The teams traded goals in the second, and nobody scored in the third, despite a mad scramble in front of the Petes’ net in the final minute. It was getting late when the horn sounded, and I was worried that we were treading perilously close to a fatigue-induced meltdown. I made to leave, but my girl, who thrives on excitement and drama, talked me into staying for overtime. When that decided nothing, I knew there was no way we were going to skip the shoot-out.
The Petes shot first, Nick Ritchie scoring on a wrister that dribbled so slowly between the goalie’s legs that we’d all given up on it. The Steelheads shot wide, then Tanus for Peterborough missed on a shot that had to be reviewed, leaving us all to stew an extra minute. Percy came up empty for the Steelheads, then Findlay failed to net his shot. Smoskowitz scored next for Mississauga, going to Andrew D’Agostini’s right and waiting him out before putting it past the tender’s skate. The Petes’ Greg Betzold potted one, and I thought I’d lose my voice. My kids, instead of being alarmed, smiled at me.
When Mississauga’s Kristoff Kontos missed his team’s final shot, and the Memorial Centre erupted in celebration, I rose to my feet somehow holding aloft both my daughter and one of my boys. We stood with the good people of Peterborough, elated, exhausted, dazed. Bright lamps lit the stark white ice where the Petes were mobbing D’Agostini, and our faces were glowing in the reflected brilliance, as were the faces of all the other men and women and children. I looked around. There are worse places to be, I thought, and worse people to be with.
We filed out into the brisk night, and made our way across Roger Neilson Way, toward our van. I had one boy in my arms and another by the hand, while my daughter skipped ahead. The breeze carried an early spring tang of earth and damp, alongside cigarette smoke and car exhaust. My children, so small and guileless and full of nothing but hope, I thought, need somewhere to come from. I thought about the old men and women of Peterborough who had been sitting nearby us there, in section 19, eased into their stiff seats, arms thrown back, talking about the boys on the ice, remembering better teams, or maybe their own days on skates. That could be my children, I thought. They could be from here.
I don’t know what’ll happen for these Petes — “the mighty maroon and white,” as they are sometimes known. I don’t know if they can beat the Frontenacs in Kingston on Friday night, as they must if they hope to make the playoffs. Even then they’d certainly be longshots to escape the first round. But who knows? If momentum is a thing, you have to give them some slim chance of doing something amazing. And if that happens, there will be something to cheer about for the people of Peterborough. For us.

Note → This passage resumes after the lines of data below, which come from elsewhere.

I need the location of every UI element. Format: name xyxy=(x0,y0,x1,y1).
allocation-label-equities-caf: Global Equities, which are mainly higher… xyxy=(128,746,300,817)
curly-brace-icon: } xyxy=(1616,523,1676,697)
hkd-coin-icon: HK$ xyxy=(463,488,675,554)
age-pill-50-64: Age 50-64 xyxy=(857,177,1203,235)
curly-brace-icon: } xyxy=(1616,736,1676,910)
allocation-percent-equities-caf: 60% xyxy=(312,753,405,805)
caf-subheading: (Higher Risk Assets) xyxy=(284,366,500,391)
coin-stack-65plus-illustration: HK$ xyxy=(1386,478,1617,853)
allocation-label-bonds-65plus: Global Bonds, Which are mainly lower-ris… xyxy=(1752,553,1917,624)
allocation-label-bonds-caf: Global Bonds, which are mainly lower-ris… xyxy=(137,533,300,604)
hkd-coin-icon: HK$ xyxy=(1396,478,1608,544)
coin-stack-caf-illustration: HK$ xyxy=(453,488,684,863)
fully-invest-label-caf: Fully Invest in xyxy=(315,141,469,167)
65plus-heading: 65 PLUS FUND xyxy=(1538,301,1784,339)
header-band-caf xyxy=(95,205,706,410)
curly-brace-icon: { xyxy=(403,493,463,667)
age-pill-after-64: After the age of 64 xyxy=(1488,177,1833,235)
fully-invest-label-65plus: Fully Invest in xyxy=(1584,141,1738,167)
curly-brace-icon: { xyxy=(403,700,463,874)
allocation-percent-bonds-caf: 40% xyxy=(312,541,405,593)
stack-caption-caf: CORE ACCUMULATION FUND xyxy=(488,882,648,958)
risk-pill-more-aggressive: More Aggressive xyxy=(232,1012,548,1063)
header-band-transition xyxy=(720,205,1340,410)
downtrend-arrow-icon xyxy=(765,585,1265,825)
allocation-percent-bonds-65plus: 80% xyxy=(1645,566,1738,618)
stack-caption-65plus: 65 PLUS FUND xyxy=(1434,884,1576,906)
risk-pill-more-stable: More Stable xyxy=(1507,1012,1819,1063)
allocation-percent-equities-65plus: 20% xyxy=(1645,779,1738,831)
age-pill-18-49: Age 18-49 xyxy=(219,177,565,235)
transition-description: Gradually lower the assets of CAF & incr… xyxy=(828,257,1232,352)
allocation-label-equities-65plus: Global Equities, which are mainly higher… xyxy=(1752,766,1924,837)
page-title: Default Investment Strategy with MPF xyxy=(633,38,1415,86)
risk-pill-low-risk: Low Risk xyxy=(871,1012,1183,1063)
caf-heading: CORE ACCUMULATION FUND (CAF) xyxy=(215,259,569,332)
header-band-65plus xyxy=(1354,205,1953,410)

I do know that it felt to me as though my harebrained scheme — to convince my kids, and by extension me, that this is their hometown — had advanced a little last night, as though seeds were planted, etc. An evening spent watching OHL hockey among our neighbours and peers, those who sell us our bread and pave our streets and teach our kids — an evening spent cheering the boys who wear our town across their chests — affirmed my suspicion that if we dig deep enough, we just might find something elusive, like community. Like rootedness. Something, maybe, like home.